Drawing of DNA restriction map
?
Draw DNA restriction maps are an important issue in genetic biology. Since the DNA molecule is very long, the current experimental technique cannot be directly measured, so the biologists need to cut the DNA molecule, one segment to measure. During the cutting, the DNA fragment is lost in the order of the original DNA molecule, and how to find the order of the arrangement of these segments is a key issue.
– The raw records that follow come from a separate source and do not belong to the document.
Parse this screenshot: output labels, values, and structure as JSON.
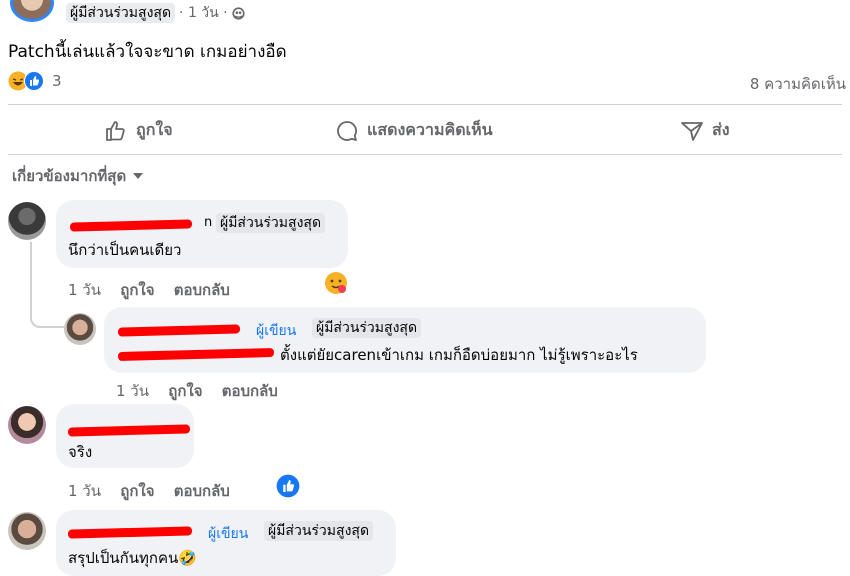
{
  "post": {
    "top_badge": "ผู้มีส่วนร่วมสูงสุด",
    "top_time": "· 1 วัน ·",
    "text": "Patchนี้เล่นแล้วใจจะขาด เกมอย่างอืด",
    "reaction_count": "3",
    "comment_count": "8 ความคิดเห็น"
  },
  "action_bar": {
    "like": "ถูกใจ",
    "comment": "แสดงความคิดเห็น",
    "share": "ส่ง"
  },
  "sort_label": "เกี่ยวข้องมากที่สุด",
  "comments": [
    {
      "name_visible": "n",
      "badge": "ผู้มีส่วนร่วมสูงสุด",
      "text": "นึกว่าเป็นคนเดียว",
      "time": "1 วัน",
      "like": "ถูกใจ",
      "reply": "ตอบกลับ"
    },
    {
      "author_tag": "ผู้เขียน",
      "badge": "ผู้มีส่วนร่วมสูงสุด",
      "text": "ตั้งแต่ยัยcarenเข้าเกม เกมก็อืดบ่อยมาก ไม่รู้เพราะอะไร",
      "time": "1 วัน",
      "like": "ถูกใจ",
      "reply": "ตอบกลับ"
    },
    {
      "text": "จริง",
      "time": "1 วัน",
      "like": "ถูกใจ",
      "reply": "ตอบกลับ"
    },
    {
      "author_tag": "ผู้เขียน",
      "badge": "ผู้มีส่วนร่วมสูงสุด",
      "text": "สรุปเป็นกันทุกคน🤣"
    }
  ],
  "colors": {
    "accent": "#1877f2",
    "redaction": "#ff0000",
    "bubble": "#f0f2f5",
    "muted": "#65676b"
  }
}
In order to construct a restriction map, biologists use different biochemical techniques to obtain indirect information about the map, and then use these data to reconstruct the map with these data. One method is to digest DNA molecule with restriction enzyme. These enzymes cut DNA chain in a restriction site, and each enzyme corresponding to the restriction site is different. For each kind of enzyme, each DNA molecule may have multiple restriction sites, at which point you can choose to cut a certain site (not necessarily continuous) as needed. After the DNA molecule is cut, the length of each segment obtained is to reconstruct the basic information of the original order of these segments. In a variety of experimental methods for obtaining this information, there is a widely used method: the THE Partial Digest, PDP method.
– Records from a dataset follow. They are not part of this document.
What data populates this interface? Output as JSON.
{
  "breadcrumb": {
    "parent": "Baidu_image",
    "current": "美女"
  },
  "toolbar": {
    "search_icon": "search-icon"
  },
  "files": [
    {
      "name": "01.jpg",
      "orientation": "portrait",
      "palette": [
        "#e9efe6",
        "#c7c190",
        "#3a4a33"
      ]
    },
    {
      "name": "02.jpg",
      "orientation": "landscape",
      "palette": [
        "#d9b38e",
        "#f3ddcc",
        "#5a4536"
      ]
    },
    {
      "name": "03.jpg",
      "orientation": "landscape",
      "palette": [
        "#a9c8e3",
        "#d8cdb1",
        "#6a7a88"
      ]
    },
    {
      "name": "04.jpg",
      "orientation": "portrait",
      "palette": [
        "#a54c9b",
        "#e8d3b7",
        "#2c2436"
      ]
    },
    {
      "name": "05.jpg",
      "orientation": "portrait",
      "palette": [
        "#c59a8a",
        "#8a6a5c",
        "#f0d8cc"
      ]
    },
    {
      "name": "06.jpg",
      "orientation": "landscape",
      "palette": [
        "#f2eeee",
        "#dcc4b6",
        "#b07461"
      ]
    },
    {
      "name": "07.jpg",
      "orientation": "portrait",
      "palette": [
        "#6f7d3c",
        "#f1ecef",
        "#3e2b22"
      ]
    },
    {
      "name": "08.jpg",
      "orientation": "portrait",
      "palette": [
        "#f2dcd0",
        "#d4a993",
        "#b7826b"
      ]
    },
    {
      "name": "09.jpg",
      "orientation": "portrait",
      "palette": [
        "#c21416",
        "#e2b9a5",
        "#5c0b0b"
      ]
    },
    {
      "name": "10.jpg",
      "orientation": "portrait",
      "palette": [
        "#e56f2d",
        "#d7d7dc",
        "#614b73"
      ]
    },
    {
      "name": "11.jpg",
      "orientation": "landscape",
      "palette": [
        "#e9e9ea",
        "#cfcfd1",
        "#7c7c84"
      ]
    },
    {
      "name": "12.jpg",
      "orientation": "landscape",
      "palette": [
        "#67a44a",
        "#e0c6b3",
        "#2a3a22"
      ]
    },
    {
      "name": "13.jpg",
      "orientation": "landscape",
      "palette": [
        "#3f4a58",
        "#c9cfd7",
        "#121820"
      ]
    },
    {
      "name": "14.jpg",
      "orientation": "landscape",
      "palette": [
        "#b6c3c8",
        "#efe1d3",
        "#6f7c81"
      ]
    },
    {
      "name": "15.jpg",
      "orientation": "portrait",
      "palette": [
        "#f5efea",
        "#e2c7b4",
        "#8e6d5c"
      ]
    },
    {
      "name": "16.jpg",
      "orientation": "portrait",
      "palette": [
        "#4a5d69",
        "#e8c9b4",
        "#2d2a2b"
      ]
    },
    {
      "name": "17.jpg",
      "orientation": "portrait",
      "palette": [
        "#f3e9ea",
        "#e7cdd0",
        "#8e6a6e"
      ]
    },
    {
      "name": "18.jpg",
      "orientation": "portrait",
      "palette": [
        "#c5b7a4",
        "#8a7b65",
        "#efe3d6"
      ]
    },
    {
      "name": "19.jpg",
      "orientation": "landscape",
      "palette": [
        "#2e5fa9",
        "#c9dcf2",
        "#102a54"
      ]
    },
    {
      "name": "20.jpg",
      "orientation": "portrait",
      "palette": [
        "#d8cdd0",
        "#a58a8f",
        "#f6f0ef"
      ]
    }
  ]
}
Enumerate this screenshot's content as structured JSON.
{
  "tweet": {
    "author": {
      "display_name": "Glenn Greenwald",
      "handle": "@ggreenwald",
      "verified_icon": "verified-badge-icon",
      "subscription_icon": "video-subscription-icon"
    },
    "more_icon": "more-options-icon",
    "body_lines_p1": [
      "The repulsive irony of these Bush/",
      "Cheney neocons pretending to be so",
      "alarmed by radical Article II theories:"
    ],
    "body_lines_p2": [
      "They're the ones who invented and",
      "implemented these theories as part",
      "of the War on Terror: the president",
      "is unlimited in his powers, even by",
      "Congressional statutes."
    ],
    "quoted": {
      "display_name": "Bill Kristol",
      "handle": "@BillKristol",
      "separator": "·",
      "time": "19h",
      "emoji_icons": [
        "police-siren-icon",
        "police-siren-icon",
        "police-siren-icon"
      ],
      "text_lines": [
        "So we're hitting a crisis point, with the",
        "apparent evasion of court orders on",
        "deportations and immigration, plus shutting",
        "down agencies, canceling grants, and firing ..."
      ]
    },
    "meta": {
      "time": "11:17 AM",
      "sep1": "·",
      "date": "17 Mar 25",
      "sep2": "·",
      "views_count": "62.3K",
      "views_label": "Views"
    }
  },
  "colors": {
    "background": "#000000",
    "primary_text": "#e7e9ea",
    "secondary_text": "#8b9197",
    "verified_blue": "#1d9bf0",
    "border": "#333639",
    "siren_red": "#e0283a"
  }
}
In PDP, a enzyme is employed, and the length between the segments between any two restriction sites is obtained. Assuming that the restriction site corresponding to the enzyme used is N, through a large number of experiments, the distance between N 2 points (N position points plus two end points), a total
Value. Then use this
The distance to reconstruct the position of N restriction sites (solve unique, the two endpoints correspond to the longest distance). If
Is the point set on the line segment
The collection of distance between all points, PDP is given
begging
. The figure below gives an example.
?
???????? 2 ?????????????????????? 5 ???? ????? ??2
?
???????
? A ?????? a ?????????? b ??????????????????? D ???? ?? B
Figure 1. ?? a, b is two endpoints of DNA molecules. A, B, C and D are restriction sites. • You can get experiments
= {2, 3, 4, 5, 2, 5, 9, 14, 16, 7, 12, 14, 9, 11, 7}.
Come to seek
, Corresponding to the above figure
= {0, 2, 5, 9, 14, 16} is a solution.
?
The above method is to cut the DNA molecules at any two restriction sites, which is quite difficult for current experimental techniques, and it is also difficult to process the experimental data. Recent researchers have proposed a new method called a simplified partial digestive method (SPDP). This method and PDP differ in that it avoids difficulties in any two sites to cut DNA molecules and to process duplicate data. It is still assumed that there is n to have n. First, the DNA molecule is copied into N 1, and each of the pre-N compound is cut at a restriction site, and the last replicate is cut at all restriction sites. Thus we gave a 2N fragment length (referred to as the first set of data) and N 1 segment length (referred to as a second set of data). Under the premise without errors, 2N length in the first set of data can be divided into N pairs, each pair and all equal to the total length of the DNA molecule; N 1 length in the second set of data and the total of DNA molecules length. The SPDP problem is how to reconstruct this N 1 fragment in the DNA molecule using the two sets of data, so that the 2N segment length obtained by the N position is equal to 2N length obtained by the experiment. . The figure below gives an example.
? (a)
2 ?????? 6 ???????? 1 ?????? 4 ?????? 3
?
(b)
?????????? 2 ?????????????????? 14
?
?????????????????? 8 ????????????????? 8?
?????????????????? 9 ??????????????????? 7
?
?????????????????????????????????? 3
?
??????????
2 ???? 1 ???????? 4 ???????????????????????? 6
?
?
Figure 2. This example is 4 corresponding to the site. (a) is the order we want to reconstruct. The first 4 pair of 4 pairs of data is the first set of data, which is obtained by cutting a site, each pair of lengths are 16, and the remaining is the second set of data, including 5 segment length, which is cut Open all sites, their length is also 16, but the experimental results are only inform to each of the lengths, and they do not know that they are arranged in DNA molecules.
?
Now, the above SPDP problem is created, and the mathematical model is established, and the following issues are studied:
(1) Design to solve the algorithm for this problem and evaluate the efficiency and effect of the algorithm. A answer to the following 2 instances:
Example 1: First set of data: 2, 14, 8, 8, 9, 7, 13, 3
The second group of data: 2, 1, 4, 3, 6
?
Example 2: 1 The first set of data: 1, 14, 12, 3, 7, 8, 9, 6, 11, 4, 12, 3, 13, 2, 5, 10
The second group of data: 1, 1, 2, 1, 2, 2, 1, 2, 3
?
(2) ??? Discuss the error of the measurement fragment length during the experiment, will affect the effect of the algorithm, when the error is large, and the reconstruction of the restriction map will not be possible.